Sunday however, was splendid. I don't have many great stories because I was on photo duty almost the entire day. I owe my life to Steve. He along with the TSL boys have been so good to me over the last 6 years. I got my pass with NO trouble and went about my day. I took pictures and caught All Time Low, The Academy Is, My American Heart, Circa Survive, Forever The Sickest Kids, The Starting Line, Mayday Parade, Bret Michaels, The Receiving End of Sirens, a little of Motion City Soundtrack, Just Surrender, some of Gym Class Heroes and called it a night. Caught up with the Kiros boys throughout the day, rode the Himalaya with Ryan and the girls while thrashing out to Every Time I Die. Everyone should ride the Himalaya to ETID. It's the best combination ever. Besides getting kicked in the neck by Anthony Green because of him diving into the crowd during Circa's set and Alex Gaskarth from All Time Low laughing on stage at me because my hair was flying in all directions while I was standing in front of 3 giant fans while taking pictures of them, I don't have much else to say except that Bret Michaels waved to me while taking pictures because he thought, while I was raising my camera in the air to get a good picture of him, that I was trying to be a crazed fan. RIGHT. After the show, we went back to the hotel and retired early to prep for the long ride home to Buffalo...

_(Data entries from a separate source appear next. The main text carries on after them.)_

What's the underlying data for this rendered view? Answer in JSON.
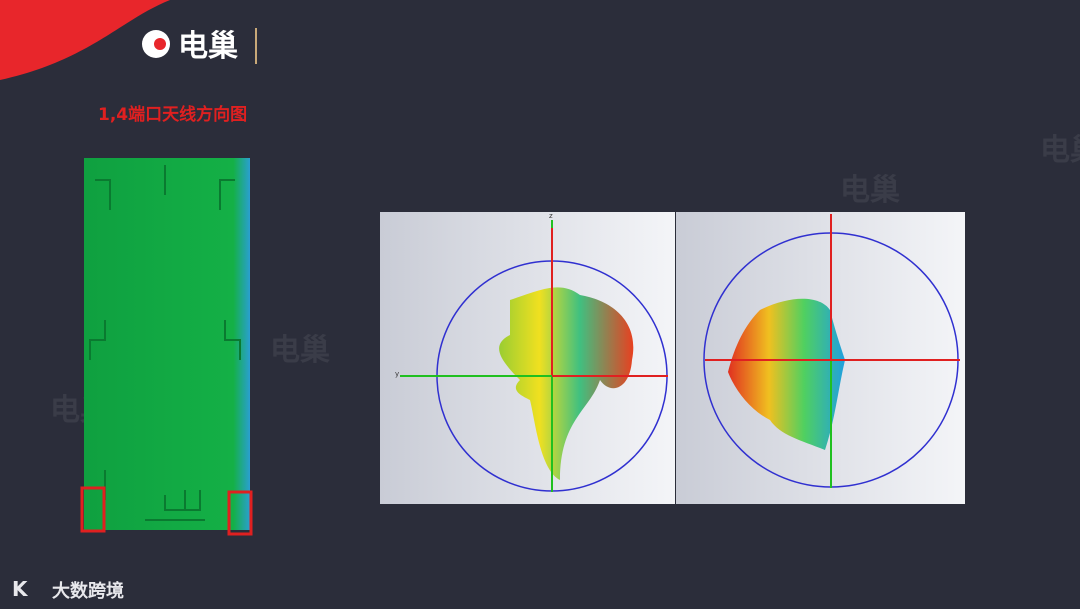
{
  "header": {
    "logo": "电巢",
    "title": "1,4端口天线方向图"
  },
  "watermark": "电巢",
  "plots": [
    {
      "axis_vertical": "z",
      "axis_horizontal": "y"
    },
    {
      "axis_vertical": "",
      "axis_horizontal": ""
    }
  ],
  "footer": {
    "brand": "大数跨境"
  }
}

and a long one it was. 6 hours turned into 9, because of gas, food and piss stops and hitting 3 horrible car accidents causing 3o min to an hour long wait in traffic. We've all decided we're going to be a boyband. I'll post a video soon, you'll understand why.
Nicole and I were panic-ing at the disco on a phantom planet to a motion city soundtrack while trying to keep our sound hushed yesterday. We had a blast. After the show, Panic specifically requested our presence in their dressing room because their videographer and TM told them Nicole had some pretty obscene tattoos. It was quite comical... and an awkward meeting all at once.